CMS proposed the following new exceptions:

  • Value-Based Care Exceptions – CMS proposed three new exceptions intended to encourage physicians and health care providers to enter into innovative arrangements that facilitate a “value-based purpose” for health care delivery and payment.

  • Arrangements Where Compensation is Less Than $3,500 per Calendar Year – This proposed exception would not have a writing, signature, or set-in-advance requirement but would require that compensation be consistent with FMV and that the terms of the arrangement be commercially reasonable. CMS developed this exception in response to numerous non-abusive self-disclosures involving nominal remuneration.

  • Cybersecurity Technology and Related Services – CMS proposed a new exception to protect donations of cybersecurity technology and related services. Under the proposed exception, “technology” means any software or other types of information technology other than hardware.

  • Proposed Expansion of Which Exceptions May Protect Space Leases

In prior commentary, CMS was reluctant to allow parties to structure space leasing arrangements outside of the Rental of Office Space Exception. However, the Proposed Rule posited an expansion of which exceptions may be available to protect space leasing arrangements to the following three exceptions.

  • FMV Exception – In light of several self-disclosures that failed to meet the Rental of Office Space Exception, but that CMS determined were legitimate and non-abusive, CMS proposed extending the Fair Market Value Exception to apply to leasing arrangements but with an express prohibition on percentage-based rent and per-unit based service compensation.

  • Certain Arrangements with Hospitals Exception – CMS suggested that rental arrangements may be covered by the Certain Arrangements with Hospitals Exception, which protects remuneration provided by a hospital to a physician if the remuneration is unrelated to designated health services, such as rental payments made by a teaching hospital to a physician to rent the physician’s residence for a visiting faculty member. CMS stopped short of allowing other types of rental arrangements to be covered by this exception.

  • Payments by Physicians Exception – CMS proposed allowing the Payments by a Physician Exception to protect payments by a physician for the lease of space other than office space, such as storage space or residential real estate.

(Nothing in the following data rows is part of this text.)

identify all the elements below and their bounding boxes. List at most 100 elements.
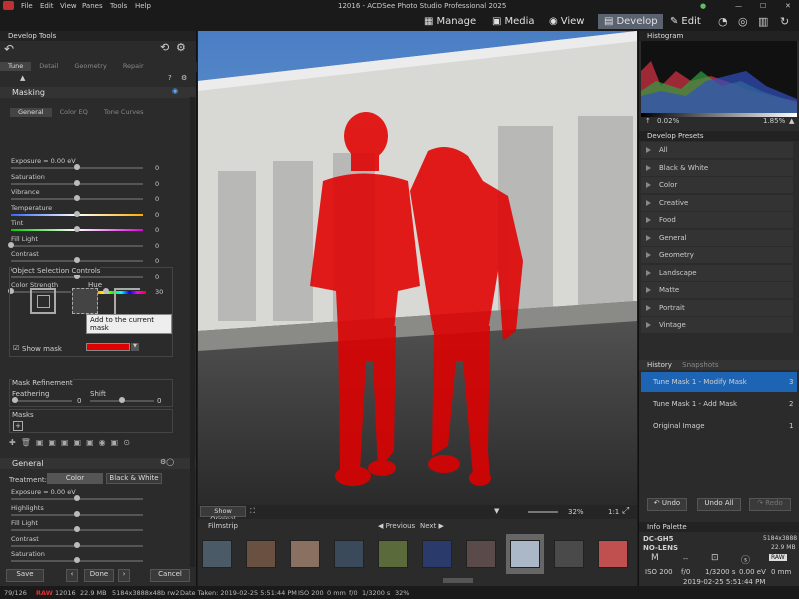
tab-repair[interactable]: Repair xyxy=(115,62,152,71)
tab-geometry[interactable]: Geometry xyxy=(66,62,114,71)
dashboard-icon[interactable]: ◔ xyxy=(718,15,728,28)
thumbnail[interactable] xyxy=(462,534,500,574)
help-icon[interactable]: ? xyxy=(168,74,172,82)
thumbnail[interactable] xyxy=(374,534,412,574)
tab-history[interactable]: History xyxy=(647,361,672,369)
thumbnail[interactable] xyxy=(506,534,544,574)
adjust-slider[interactable] xyxy=(11,226,143,232)
thumbnail[interactable] xyxy=(594,534,632,574)
select-object-button[interactable] xyxy=(30,288,56,314)
tab-detail[interactable]: Detail xyxy=(31,62,66,71)
ratio-button[interactable]: 1:1 xyxy=(608,508,619,516)
mode-manage[interactable]: ▦ Manage xyxy=(424,14,476,29)
adjust-slider[interactable] xyxy=(11,257,143,263)
subtab-tone-curves[interactable]: Tone Curves xyxy=(96,108,152,117)
redo-button[interactable]: ↷ Redo xyxy=(749,498,791,511)
settings-icon[interactable]: ⚙ xyxy=(176,41,186,54)
account-icon[interactable]: ● xyxy=(700,2,706,10)
thumbnail[interactable] xyxy=(286,534,324,574)
preset-item[interactable]: Color xyxy=(641,177,793,193)
preset-item[interactable]: General xyxy=(641,229,793,246)
preset-item[interactable]: Creative xyxy=(641,194,793,211)
thumbnail[interactable] xyxy=(418,534,456,574)
image-viewer[interactable] xyxy=(198,31,637,505)
mask-color-dropdown[interactable]: ▼ xyxy=(131,343,139,351)
subtab-color-eq[interactable]: Color EQ xyxy=(52,108,96,117)
thumbnail[interactable] xyxy=(330,534,368,574)
preset-item[interactable]: All xyxy=(641,142,793,158)
fullscreen-icon[interactable]: ⛶ xyxy=(250,507,255,516)
shift-slider[interactable] xyxy=(90,397,154,403)
mode-media[interactable]: ▣ Media xyxy=(492,14,535,29)
show-mask-checkbox[interactable]: ☑ xyxy=(13,344,19,352)
preset-icon[interactable]: ⚙ xyxy=(181,74,187,82)
undo-all-button[interactable]: Undo All xyxy=(697,498,741,511)
next-image-button[interactable]: › xyxy=(118,569,130,582)
menu-help[interactable]: Help xyxy=(135,2,151,10)
close-window-button[interactable]: ✕ xyxy=(785,2,791,10)
fit-icon[interactable]: ⤢ xyxy=(622,506,629,516)
general-slider[interactable] xyxy=(11,510,143,517)
general-slider[interactable] xyxy=(11,495,143,501)
mode-view[interactable]: ◉ View xyxy=(549,14,584,29)
mask-color-swatch[interactable] xyxy=(86,343,130,351)
preset-item[interactable]: Matte xyxy=(641,282,793,298)
treatment-color-button[interactable]: Color xyxy=(47,473,103,484)
menu-view[interactable]: View xyxy=(60,2,77,10)
thumbnail[interactable] xyxy=(198,534,236,574)
add-mask-button[interactable]: + xyxy=(13,421,23,431)
menu-panes[interactable]: Panes xyxy=(82,2,103,10)
add-to-mask-button[interactable] xyxy=(72,288,98,314)
left-scrollbar[interactable] xyxy=(190,97,195,567)
clip-highlight-icon[interactable]: ▲ xyxy=(789,117,794,125)
preset-item[interactable]: Food xyxy=(641,212,793,228)
general-settings-icon[interactable]: ⚙◯ xyxy=(160,458,174,466)
stats-icon[interactable]: ▥ xyxy=(758,15,768,28)
360-icon[interactable]: ◎ xyxy=(738,15,748,28)
done-button[interactable]: Done xyxy=(84,569,114,582)
tab-snapshots[interactable]: Snapshots xyxy=(682,361,718,369)
mask-toolbar[interactable]: ✚🗑▣▣▣▣▣◉▣⊙ xyxy=(9,438,169,448)
subtab-general[interactable]: General xyxy=(10,108,52,117)
mode-edit[interactable]: ✎ Edit xyxy=(670,14,701,29)
history-item[interactable]: Tune Mask 1 - Add Mask 2 xyxy=(641,394,797,414)
maximize-button[interactable]: ☐ xyxy=(760,2,766,10)
filmstrip-scrollbar[interactable] xyxy=(443,578,473,583)
preset-item[interactable]: Geometry xyxy=(641,247,793,263)
history-item[interactable]: Tune Mask 1 - Modify Mask 3 xyxy=(641,372,797,392)
zoom-slider[interactable] xyxy=(528,511,558,513)
reset-icon[interactable]: ⟲ xyxy=(160,41,169,54)
treatment-bw-button[interactable]: Black & White xyxy=(106,473,162,484)
menu-file[interactable]: File xyxy=(21,2,33,10)
general-slider[interactable] xyxy=(11,557,143,563)
masking-toggle-icon[interactable]: ◉ xyxy=(172,87,178,95)
preset-item[interactable]: Vintage xyxy=(641,317,793,333)
adjust-slider[interactable] xyxy=(11,164,143,170)
subtract-from-mask-button[interactable] xyxy=(114,288,140,314)
menu-edit[interactable]: Edit xyxy=(40,2,54,10)
tab-tune[interactable]: Tune xyxy=(0,62,32,71)
undo-arrow-icon[interactable]: ↶ xyxy=(4,42,14,56)
thumbnail[interactable] xyxy=(550,534,588,574)
filmstrip-previous[interactable]: ◀ Previous xyxy=(378,522,415,530)
clip-shadow-icon[interactable]: ↑ xyxy=(645,117,651,125)
menu-tools[interactable]: Tools xyxy=(110,2,127,10)
cancel-button[interactable]: Cancel xyxy=(150,569,190,582)
mode-develop[interactable]: ▤ Develop xyxy=(598,14,663,29)
sync-icon[interactable]: ↻ xyxy=(780,15,789,28)
adjust-slider[interactable] xyxy=(11,195,143,201)
general-slider[interactable] xyxy=(11,541,143,548)
masking-header[interactable]: Masking xyxy=(0,87,196,98)
preset-item[interactable]: Black & White xyxy=(641,159,793,176)
adjust-slider[interactable] xyxy=(8,241,143,248)
preset-item[interactable]: Portrait xyxy=(641,299,793,316)
show-original-button[interactable]: Show Original xyxy=(200,506,246,523)
filmstrip-next[interactable]: Next ▶ xyxy=(420,522,444,530)
undo-button[interactable]: ↶ Undo xyxy=(647,498,687,511)
adjust-slider[interactable] xyxy=(11,179,143,186)
preset-item[interactable]: Landscape xyxy=(641,264,793,281)
thumbnail[interactable] xyxy=(242,534,280,574)
history-item[interactable]: Original Image 1 xyxy=(641,416,797,436)
adjust-slider[interactable] xyxy=(11,210,143,217)
general-slider[interactable] xyxy=(11,526,143,532)
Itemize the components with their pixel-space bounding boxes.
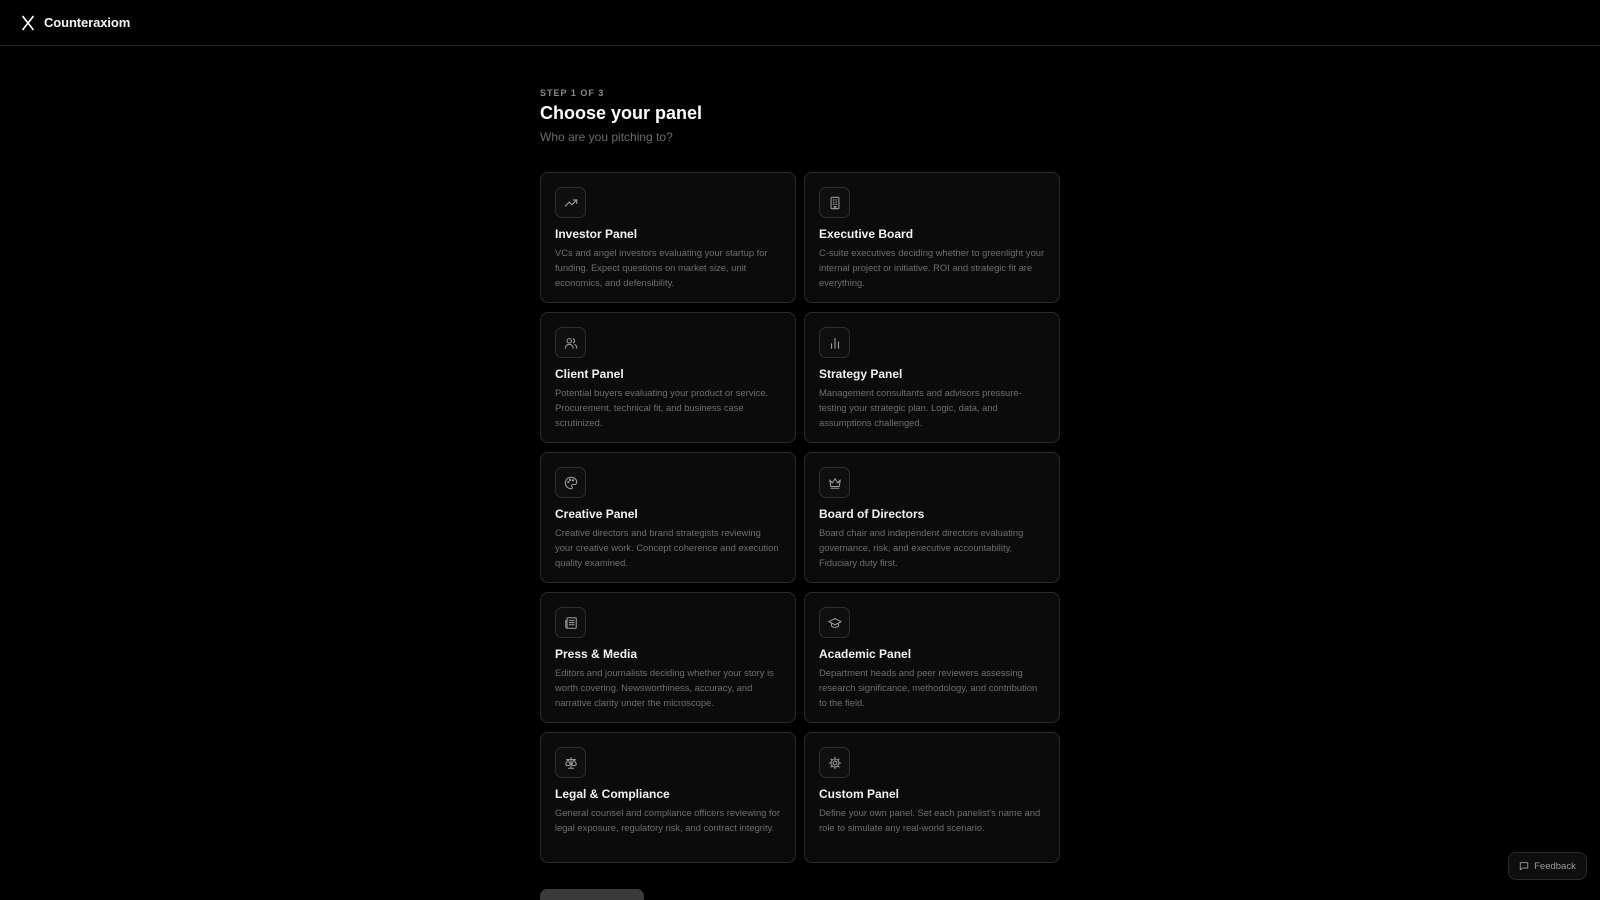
step-indicator: STEP 1 OF 3 <box>540 88 605 98</box>
palette-icon <box>555 467 586 498</box>
panel-card-board-of-directors[interactable]: Board of Directors Board chair and indep… <box>804 452 1060 583</box>
panel-card-description: Creative directors and brand strategists… <box>555 527 779 568</box>
panel-card-title: Custom Panel <box>819 787 900 801</box>
panel-card-custom[interactable]: Custom Panel Define your own panel. Set … <box>804 732 1060 863</box>
panel-card-description: Potential buyers evaluating your product… <box>555 387 769 428</box>
panel-card-description: Department heads and peer reviewers asse… <box>819 667 1038 708</box>
panel-card-description: Editors and journalists deciding whether… <box>555 667 774 708</box>
panel-card-client[interactable]: Client Panel Potential buyers evaluating… <box>540 312 796 443</box>
panel-card-title: Board of Directors <box>819 507 925 521</box>
panel-card-press-media[interactable]: Press & Media Editors and journalists de… <box>540 592 796 723</box>
feedback-label: Feedback <box>1534 860 1576 872</box>
panel-grid: Investor Panel VCs and angel investors e… <box>540 172 1060 863</box>
crown-icon <box>819 467 850 498</box>
feedback-button[interactable]: Feedback <box>1508 852 1587 880</box>
panel-card-description: General counsel and compliance officers … <box>555 807 780 833</box>
continue-button[interactable] <box>540 889 644 900</box>
page-title: Choose your panel <box>540 103 703 123</box>
panel-card-strategy[interactable]: Strategy Panel Management consultants an… <box>804 312 1060 443</box>
panel-card-legal-compliance[interactable]: Legal & Compliance General counsel and c… <box>540 732 796 863</box>
panel-card-title: Creative Panel <box>555 507 638 521</box>
x-logo-icon[interactable] <box>20 15 36 31</box>
panel-card-title: Executive Board <box>819 227 914 241</box>
panel-card-title: Press & Media <box>555 647 638 661</box>
panel-card-academic[interactable]: Academic Panel Department heads and peer… <box>804 592 1060 723</box>
building-icon <box>819 187 850 218</box>
panel-card-executive[interactable]: Executive Board C-suite executives decid… <box>804 172 1060 303</box>
panel-card-title: Legal & Compliance <box>555 787 670 801</box>
app-name[interactable]: Counteraxiom <box>44 15 130 30</box>
gear-icon <box>819 747 850 778</box>
panel-card-description: VCs and angel investors evaluating your … <box>555 247 768 288</box>
trending-up-icon <box>555 187 586 218</box>
panel-card-title: Academic Panel <box>819 647 912 661</box>
newspaper-icon <box>555 607 586 638</box>
page-subtitle: Who are you pitching to? <box>540 130 673 144</box>
message-square-icon <box>1519 861 1529 871</box>
bar-chart-icon <box>819 327 850 358</box>
panel-card-description: C-suite executives deciding whether to g… <box>819 247 1045 288</box>
panel-card-description: Define your own panel. Set each panelist… <box>819 807 1041 833</box>
panel-card-investor[interactable]: Investor Panel VCs and angel investors e… <box>540 172 796 303</box>
panel-card-title: Client Panel <box>555 367 624 381</box>
panel-card-title: Strategy Panel <box>819 367 903 381</box>
top-bar: Counteraxiom <box>0 0 1600 46</box>
graduation-cap-icon <box>819 607 850 638</box>
panel-card-description: Management consultants and advisors pres… <box>819 387 1022 428</box>
panel-card-creative[interactable]: Creative Panel Creative directors and br… <box>540 452 796 583</box>
panel-card-description: Board chair and independent directors ev… <box>819 527 1024 568</box>
users-icon <box>555 327 586 358</box>
scale-icon <box>555 747 586 778</box>
panel-card-title: Investor Panel <box>555 227 638 241</box>
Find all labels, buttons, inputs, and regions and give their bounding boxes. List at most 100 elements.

  • Proposed Change to the Exclusive Use Requirements

CMS proposed changes to the exclusive use requirement in the Rental of Office Space Exception. The updated exception would allow a tenant (and any other tenants operating in the same office space) to use the same office space so long as the landlord is excluded from the space.

  • Proposed Expansion of the 90-Day Grace Period Provision

CMS proposed expanding the current 90-day grace period for obtaining late signatures on written arrangements to also include a 90-day grace period for finalizing the written document itself. Note that the parties would still be required to comply with all other elements of the applicable exception, including any set in advance requirements.

  • The Proposed Rule Is Not Final and Should Not Be Relied Upon 

Although the Proposed Rule is not final, solicited comments by the CMS are no longer being accepted.

This article is educational in nature and is not intended as legal advice. Always consult your legal counsel with specific legal matters.